The interwar period and the ensuing post-war years turn out to be a decisive starting point for the history of theatre for young people. According to Robert Abirached, Léon Chancerel was the “founding father” of this artistic sector in France ; another key reference at a European level is the path of Latvian director Asja Lacis, commented on by Walter Benjamin in the 1930s. Therefore, one could try to determine how this foundation period has influenced the utopia of a theatre for young people as it has been formulated in Europe in the post-1968 context.
Submission Guidelines
Proposals (500 words maximum), in English or French should be sent before 14 December 2018 to the journal Strenae: strenae@revues.org, along with a short biography and bibliography.
Proposals will be reviewed by the editor Sibylle Lesourd and the editorial board of the journal. Authors will be promptly notified of the acceptance or rejection of their proposal. Full articles (30,000 characters, including spaces, maximum) are to be submitted by 4 may 2019. Articles will be accepted in English or French.
Publication is scheduled for Fall 2019.
Bibliography
ABIRACHED, Robert, « Une histoire », dans Théâtre aujourd’hui n°9 : Théâtre et enfance : l’émergence d’un répertoire, Paris, Scéren-CNDP, 2003.
BENEVENTI, Paolo, Introduzione alla storia del teatro-ragazzi, Firenze, La Casa Usher, 1994.
CHANCEREL, Léon, Le Théâtre et la Jeunesse, Paris, Bourrelier, 1941.
LACIS, Asja, Walter Benjamin et le théâtre pour enfants prolétariens, Strasbourg, Le Portique, 2007.
LESOURD, Sibylle, L’Enfant protagoniste : naissance, mouvances et paradoxes d’une figure clé du théâtre contemporain pour la jeunesse en France et en Italie, thèse Paris Sorbonne, 2016.
PAGE, Christiane, Pratiques théâtrales dans l’éducation en France au XXesiècle : aliénation ou émancipation ?, Arras, Artois Presses Université, 2010.

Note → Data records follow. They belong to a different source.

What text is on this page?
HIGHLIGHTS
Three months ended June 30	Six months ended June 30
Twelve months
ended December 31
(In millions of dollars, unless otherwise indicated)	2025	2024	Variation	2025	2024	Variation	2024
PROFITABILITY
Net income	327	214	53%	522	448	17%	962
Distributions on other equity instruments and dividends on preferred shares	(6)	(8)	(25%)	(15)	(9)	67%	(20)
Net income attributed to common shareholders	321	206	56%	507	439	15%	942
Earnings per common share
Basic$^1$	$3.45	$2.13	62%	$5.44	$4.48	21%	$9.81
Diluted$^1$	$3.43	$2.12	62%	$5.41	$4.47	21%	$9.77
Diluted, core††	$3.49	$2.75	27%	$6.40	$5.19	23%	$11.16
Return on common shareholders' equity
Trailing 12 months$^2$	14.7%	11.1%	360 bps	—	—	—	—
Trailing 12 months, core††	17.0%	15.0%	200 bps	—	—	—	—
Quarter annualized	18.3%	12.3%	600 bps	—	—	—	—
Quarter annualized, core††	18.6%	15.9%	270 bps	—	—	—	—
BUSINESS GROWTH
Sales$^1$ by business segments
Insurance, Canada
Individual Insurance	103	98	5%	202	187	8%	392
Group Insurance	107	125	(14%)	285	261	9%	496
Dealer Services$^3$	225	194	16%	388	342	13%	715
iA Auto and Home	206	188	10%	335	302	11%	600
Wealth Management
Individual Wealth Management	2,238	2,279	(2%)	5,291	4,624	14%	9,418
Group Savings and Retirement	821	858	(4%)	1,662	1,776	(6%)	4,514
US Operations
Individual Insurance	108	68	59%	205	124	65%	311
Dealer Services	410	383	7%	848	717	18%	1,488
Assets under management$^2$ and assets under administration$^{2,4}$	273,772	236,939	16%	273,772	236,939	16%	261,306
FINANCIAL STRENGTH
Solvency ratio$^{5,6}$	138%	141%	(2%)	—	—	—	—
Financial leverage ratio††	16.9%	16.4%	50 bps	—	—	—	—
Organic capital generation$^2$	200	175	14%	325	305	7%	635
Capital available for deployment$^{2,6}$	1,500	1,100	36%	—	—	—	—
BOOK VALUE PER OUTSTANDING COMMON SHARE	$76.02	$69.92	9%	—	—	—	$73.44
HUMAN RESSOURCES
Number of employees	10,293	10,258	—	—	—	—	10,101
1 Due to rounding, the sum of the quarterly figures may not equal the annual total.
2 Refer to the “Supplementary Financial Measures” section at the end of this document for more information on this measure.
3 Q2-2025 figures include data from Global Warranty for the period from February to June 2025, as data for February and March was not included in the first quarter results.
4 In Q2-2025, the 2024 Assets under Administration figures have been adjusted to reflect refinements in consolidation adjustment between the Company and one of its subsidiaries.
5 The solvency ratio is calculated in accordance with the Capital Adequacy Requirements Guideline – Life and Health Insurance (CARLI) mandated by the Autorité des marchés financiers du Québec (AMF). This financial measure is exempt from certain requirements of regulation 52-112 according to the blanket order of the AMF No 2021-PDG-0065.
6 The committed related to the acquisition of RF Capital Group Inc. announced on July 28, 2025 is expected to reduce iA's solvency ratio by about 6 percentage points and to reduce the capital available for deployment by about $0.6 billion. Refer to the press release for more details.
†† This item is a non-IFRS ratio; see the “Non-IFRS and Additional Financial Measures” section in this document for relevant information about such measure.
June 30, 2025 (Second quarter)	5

ROMAIN, Marilyne, Léon Chancerel : portrait d’un réformateur du théâtre français, Lausanne, L’Âge d’homme, 2005.
VAN DE WATER, Manon, Moscow theatres for young people : a cultural history of ideological coercion and artistic innovation, 1917-2000, New York, Palgrave Macmillan, 2006.
WINOCH, Michel, Le XXe siècle idéologique et politique, Paris, Perrin, 2009.
YENDT, Maurice, Les Ravisseurs d’enfants. Du théâtre et du jeune spectateur, Arles, Actes Sud-Papiers, 1989.